Domestic violence and abuse are common problems and they are
not limited to any particular group. Men and women can both
be victims, and abusive behavior can occur among
heterosexual as well as homosexual couples. No matter what
the circumstances, however, everyone has the right to feel
safe and be respected as a person.

Indicators of Abuse

The following are common symptoms found in abusive
relationships:

1. Your partner displays very possessive behavior and is
often jealous

2. You change your behavior because you are worried you will
anger your partner and there will negative, even violent
consequences for your actions.

3. You feel that you did something to deserve mistreatment.

4. Your partner tells you that you are the reason why he is
abusive.

5.  Your partner always yells at you.

6. Your partner publically blames you and humiliates you.

7. If you try to leave, your partner threatens to harm you
in some way.

8. Your partner uses threats against your children to get
what he or she wants.

9. You often feel helpless and suffer from depression.
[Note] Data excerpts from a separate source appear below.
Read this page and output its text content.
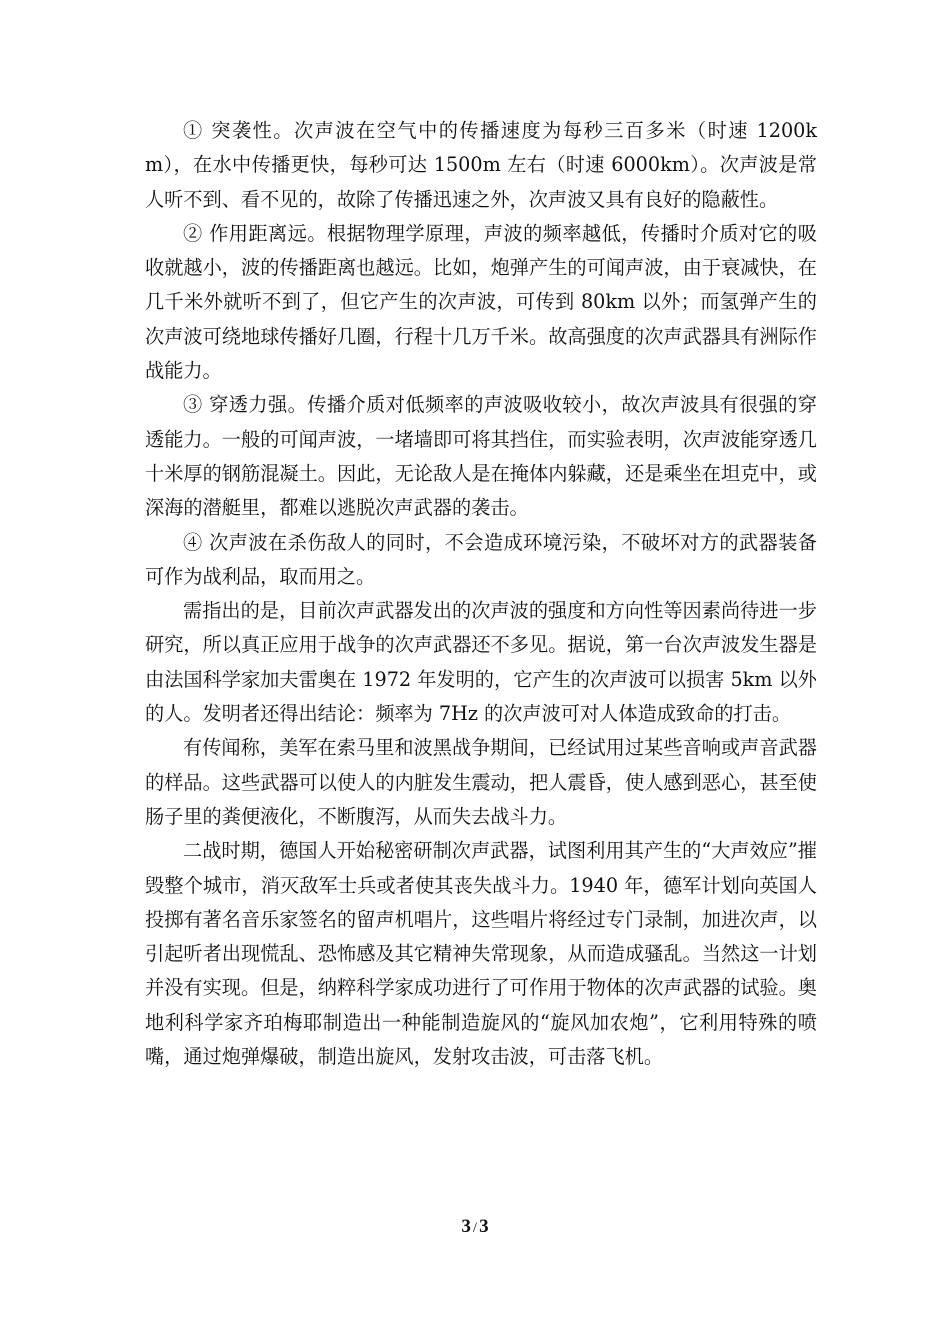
① 突袭性。次声波在空气中的传播速度为每秒三百多米（时速 1200km），在水中传播更快，每秒可达 1500m 左右（时速 6000km）。次声波是常人听不到、看不见的，故除了传播迅速之外，次声波又具有良好的隐蔽性。

② 作用距离远。根据物理学原理，声波的频率越低，传播时介质对它的吸收就越小，波的传播距离也越远。比如，炮弹产生的可闻声波，由于衰减快，在几千米外就听不到了，但它产生的次声波，可传到 80km 以外；而氢弹产生的次声波可绕地球传播好几圈，行程十几万千米。故高强度的次声武器具有洲际作战能力。

③ 穿透力强。传播介质对低频率的声波吸收较小，故次声波具有很强的穿透能力。一般的可闻声波，一堵墙即可将其挡住，而实验表明，次声波能穿透几十米厚的钢筋混凝土。因此，无论敌人是在掩体内躲藏，还是乘坐在坦克中，或深海的潜艇里，都难以逃脱次声武器的袭击。

④ 次声波在杀伤敌人的同时，不会造成环境污染，不破坏对方的武器装备可作为战利品，取而用之。

需指出的是，目前次声武器发出的次声波的强度和方向性等因素尚待进一步研究，所以真正应用于战争的次声武器还不多见。据说，第一台次声波发生器是由法国科学家加夫雷奥在 1972 年发明的，它产生的次声波可以损害 5km 以外的人。发明者还得出结论：频率为 7Hz 的次声波可对人体造成致命的打击。

有传闻称，美军在索马里和波黑战争期间，已经试用过某些音响或声音武器的样品。这些武器可以使人的内脏发生震动，把人震昏，使人感到恶心，甚至使肠子里的粪便液化，不断腹泻，从而失去战斗力。

二战时期，德国人开始秘密研制次声武器，试图利用其产生的“大声效应”摧毁整个城市，消灭敌军士兵或者使其丧失战斗力。1940 年，德军计划向英国人投掷有著名音乐家签名的留声机唱片，这些唱片将经过专门录制，加进次声，以引起听者出现慌乱、恐怖感及其它精神失常现象，从而造成骚乱。当然这一计划并没有实现。但是，纳粹科学家成功进行了可作用于物体的次声武器的试验。奥地利科学家齐珀梅耶制造出一种能制造旋风的“旋风加农炮”，它利用特殊的喷嘴，通过炮弹爆破，制造出旋风，发射攻击波，可击落飞机。

3 / 3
10. Your discounts your opinions and accuses you of making
no contributions to the relationship or family.

Get out. Move on with your life.

Moving on takes a different shape for each victim. Some feel
the need to move to a new home and even a new city. Getting a
new apartment and focusing on making it on their own gives
them a form of therapy. Some develop new hobbies and try new
things like Martial Arts Training. It helps people who have
had to repress who they are when they can do what they want
without fear of retribution. Still many will need the aid of
a family, friends, and a mental health professional to
overcome the emotional and psychological damage from abuse.